1/16/04, Human Relations Sunday, Ep2A

Trashing Sin
John 1: 29-42
“Behold, the Lamb of God who takes away the sin of the world.” (v.29)

arrollton has the most efficient trash pickup of anywhere we have lived. In most towns the garbage-pick-up personnel have the attitude that homeowners should feel grateful for the random sorry service that they receive. In Decatur , near Emory, we suspected that the garbage men were stealing our garden tomatoes. Then one day my new jeans disappeared off the drying line, and the next week we spotted a stocky trash man, boldly wearing my jeans. We were afraid to offend them so we gave up the garden and dried our clothes in the Laundromat.

A major part of our wonderful quality of life in Carrollton is that we have an efficient means of trashing trash: the guys are friendly and on time, and they will trash anything left at the curb.

However, there is a trashing model that is even better: It is the very Lamb of God who takes away the sin of the entire world. In our vocabulary, Jesus Christ has a perfect way to trash our sin, to eradicate our past sins. He not only buries our sins where they can not be seen; but, through the shed blood of Jesus Christ, our sins are obliterated as we ask forgiveness.

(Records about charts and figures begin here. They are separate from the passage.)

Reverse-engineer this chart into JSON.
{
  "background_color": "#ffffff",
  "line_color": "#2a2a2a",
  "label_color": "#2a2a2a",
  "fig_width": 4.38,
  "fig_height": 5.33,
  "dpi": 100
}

That may sound too simple for the modern educated sophisticates among us, but when I was a twenty-one year old frat boy I was not capable of grasping any theological formula that was any too complicated. Yet, in my lonely dorm room on a rainy Sunday afternoon, dealing with the frankness of the laity day address that I had just heard from a former rebel who had been converted under my Dad's preaching, I asked for forgiveness from God and He trashed my past sin forever; and an assurance was given me that He had forgiven my sin, even mine and my past sin was forgiven and trashed forever.

However, as with our trash cans at home which we keep refilling with more trash every day, we all sin every day and need to pray for new forgiveness every day. One of my jobs at home is to carry out our trash almost daily. It's amazing how just the two of us can produce so much trash.

We all need to call upon the means of grace for forgiveness daily. Marilyn uses the Oswald Chambers Daily Devotional Guide every morning, My Utmost for His Highest . I bought her a new leather copy a few years ago but she still uses her old worn copy. For the past few years I have begun my personal daily prayers with the plea, “O God be merciful to me a sinner!” I have found that this keeps me from merely making excuses to God for my sins and forces me to state my true position as a sinner who is saved by Grace. I am not excusing myself by saying, “ It's my background, or my personality traits.” Asking for mercy forces true confession and puts the penitent believer into a place where they can receive continuing cleansing. Otherwise, a lot of praying is simply making excuses to God, and He knows better.

Another observation is that some Christian folk seem to not trust the process. What I mean is, they ask God to trash it and then seem to doubt that He has obliterated the sin. People keep asking for the garbage service to pick up last week's trash again. Hey, it's gone for good! Real forgiveness means that we trust The Lamb of God's sacrifice to pay the price for the forgiveness of confessed sin. We are denying God's power and promise whenever we try to hold on to our sin.

A hard part for some newcomers to serious prayer is that they trip over the part of The Lord's Prayer where we repeat, “And forgive our trespasses as we forgive those who have trespassed against us.” We must forgive others in the same way that God forgives us. It is hard to forgive sometimes: that selfish daughter and deceitful son, the interfering mother-in-law, the nagging wife and bullying husband, and the manipulative boss. How can we forgive those who have done us wrong, tried to destroy our reputation, or cheated us on purpose? The only way is to allow God to quicken our minds to remember where we have stood. The cathartic effect of forgiving evil doers allows room for God to pour out a blessing in our souls. Unless we take the high ground, we are denying ourselves God's mercy.

And the best thing about taking out the heavy trash bags and pulling the over-stuffed giant green can to the curb is that it makes us tend to cut down on our production of trash. This analogy of trash, as somehow being related to the imagery of the Lamb of God, may be thin at this point; but, to carry on, there is something about cleansing that calls for more and more cleansing. What I mean is that it seems to be God's way of re-molding us into the higher image and calling that He has for us, as we are taught to want more of His holiness and as we perpetually allow Him to take away our sin.

Since I have dug a hole already with my “Trash Sermon,” let me illustrate our desire for righteousness and cleansing in one more story. We had to call “Roto-Rooter” one time when we had a septic tank problem. The man and his son who came had a dirty job. However, they had been doing it for a long time and they never got dirty because they very much wanted to stay clean and had learned how to do so. In fact, they both dressed in pure white overalls. Even their septic truck was painted bright white. When I mentioned how clean they were the father pulled out a snapshot of his Cadillac parked next to his son's Mustang, and you guessed it; both were pure white.

“Behold the Lamb of God who takes away the sin of the world!”